You ask, and I climb off this slippery slope, again. Eyes lock, my hand is on the door knob, a quiet click goodbye.

Don't you see? That's the problem. I can't turn you off just like that! It hurts, okay? My heart hurts.

It is what it is and it isn't what it is. Though, it is and it will always be what it will be.

"I like this us." She said as danger flicked in her eyes. A warning shot hit him and he smiled, "Yeah, I like this us too."

"Why?" "Because I said so." I knew that wasn't why, but did it really even matter now?!

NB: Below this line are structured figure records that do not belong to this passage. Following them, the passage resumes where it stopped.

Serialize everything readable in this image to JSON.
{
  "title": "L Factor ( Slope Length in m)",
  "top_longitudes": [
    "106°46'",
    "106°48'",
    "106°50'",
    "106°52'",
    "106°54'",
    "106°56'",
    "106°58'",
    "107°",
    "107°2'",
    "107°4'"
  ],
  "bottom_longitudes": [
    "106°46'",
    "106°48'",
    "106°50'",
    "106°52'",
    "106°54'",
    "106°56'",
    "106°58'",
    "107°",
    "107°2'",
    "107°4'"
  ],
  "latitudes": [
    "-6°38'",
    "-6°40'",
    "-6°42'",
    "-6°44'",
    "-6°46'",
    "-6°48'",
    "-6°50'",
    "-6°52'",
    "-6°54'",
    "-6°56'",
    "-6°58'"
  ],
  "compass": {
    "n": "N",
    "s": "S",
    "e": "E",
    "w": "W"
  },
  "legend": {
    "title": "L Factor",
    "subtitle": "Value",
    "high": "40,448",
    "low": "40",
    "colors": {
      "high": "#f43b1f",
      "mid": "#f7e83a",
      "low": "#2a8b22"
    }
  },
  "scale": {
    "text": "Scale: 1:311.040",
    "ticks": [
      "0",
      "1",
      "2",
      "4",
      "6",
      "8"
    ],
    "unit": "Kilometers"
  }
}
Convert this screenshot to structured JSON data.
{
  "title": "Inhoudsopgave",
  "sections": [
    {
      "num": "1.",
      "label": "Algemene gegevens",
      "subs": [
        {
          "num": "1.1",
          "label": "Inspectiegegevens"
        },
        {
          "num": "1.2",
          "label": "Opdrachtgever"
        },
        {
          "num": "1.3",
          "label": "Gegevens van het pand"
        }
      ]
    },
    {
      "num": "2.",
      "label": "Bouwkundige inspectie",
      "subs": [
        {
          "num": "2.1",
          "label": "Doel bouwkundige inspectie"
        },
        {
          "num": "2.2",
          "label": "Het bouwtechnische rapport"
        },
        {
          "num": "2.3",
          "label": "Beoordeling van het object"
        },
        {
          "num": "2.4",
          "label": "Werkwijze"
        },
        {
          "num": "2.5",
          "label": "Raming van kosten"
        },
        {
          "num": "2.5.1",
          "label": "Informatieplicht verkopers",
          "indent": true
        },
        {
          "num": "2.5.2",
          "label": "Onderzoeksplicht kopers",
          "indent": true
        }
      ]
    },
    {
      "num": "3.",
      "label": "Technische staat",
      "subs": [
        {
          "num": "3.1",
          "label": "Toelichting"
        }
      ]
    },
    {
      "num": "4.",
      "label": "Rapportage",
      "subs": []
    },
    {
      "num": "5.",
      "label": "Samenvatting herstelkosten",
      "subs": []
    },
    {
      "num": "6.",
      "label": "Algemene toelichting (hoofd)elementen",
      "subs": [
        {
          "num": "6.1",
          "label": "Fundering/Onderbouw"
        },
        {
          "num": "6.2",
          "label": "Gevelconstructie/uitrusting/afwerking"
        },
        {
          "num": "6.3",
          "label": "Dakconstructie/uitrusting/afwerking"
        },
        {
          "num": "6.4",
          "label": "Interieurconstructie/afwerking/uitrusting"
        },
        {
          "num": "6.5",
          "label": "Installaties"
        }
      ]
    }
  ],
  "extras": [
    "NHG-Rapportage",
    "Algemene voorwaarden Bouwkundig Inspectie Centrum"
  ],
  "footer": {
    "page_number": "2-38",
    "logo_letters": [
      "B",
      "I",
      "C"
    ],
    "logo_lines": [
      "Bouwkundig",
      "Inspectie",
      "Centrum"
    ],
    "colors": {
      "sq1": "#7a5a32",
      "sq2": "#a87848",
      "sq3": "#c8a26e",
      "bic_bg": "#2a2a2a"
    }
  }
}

Negative thoughts stir misfiring in the brain. So much going on I need to think calm. It's complicated, but it's not.

She blinked, she didn't mean to but it happened. When she opened her eyes forty years had gone by. She didn't mean to blink.

Inhaling I remember my yesterday. Riding horses fifty miles a day, lived like we were dying, no cell phones, camping, we lived.

There's this amazing song writer from the UK. Her lyrics hurt, and some deny that. Those some fuel her pen.

She was scared, he was broken. Those tiny shards of glass hurt. She couldn't see the pieces, but the bloodshed was evident.

You fall, and you get back up. It happens. Sometimes it doesn't, but at least I know gravity is consistent.

It wasn't the taste that made it her favorite, no. It was the memories the peanut butter and jelly left her with that made her want more.

She didn't want to believe, but facts are facts. And in that moment she saw a light. A reminder of how things use to be.

She'd run forever, trusting no one. Now she just wanted to believe in anyone. But want and need are two different things.

She feared it may never scab over. She knew there would always be a scar. People leave marks on each other. That's life.

I use to want to be remembered. I don't want that anymore. If you forget me now that's fine, but 100% a lie.

Take a chance and sing your song. Find your voice and know your heart.

Right there in the hospital hallway it shattered to pieces. I heard it break, right there. 

You can't win a war against love. Some try to fight it and while denial is a strong emotion. It is not stronger than love. Don't you see you're fighting a battle in which you've already lost? I look to my left only to see bloodshed all down the corridor.

I don't know much, but I do know we're better together than we ever are apart. That is the simple truth of the matter. 

A comrade was lost in battle, and while one heart had stopped that day. Unknown to the two people who shared a bed that night now another heart beat.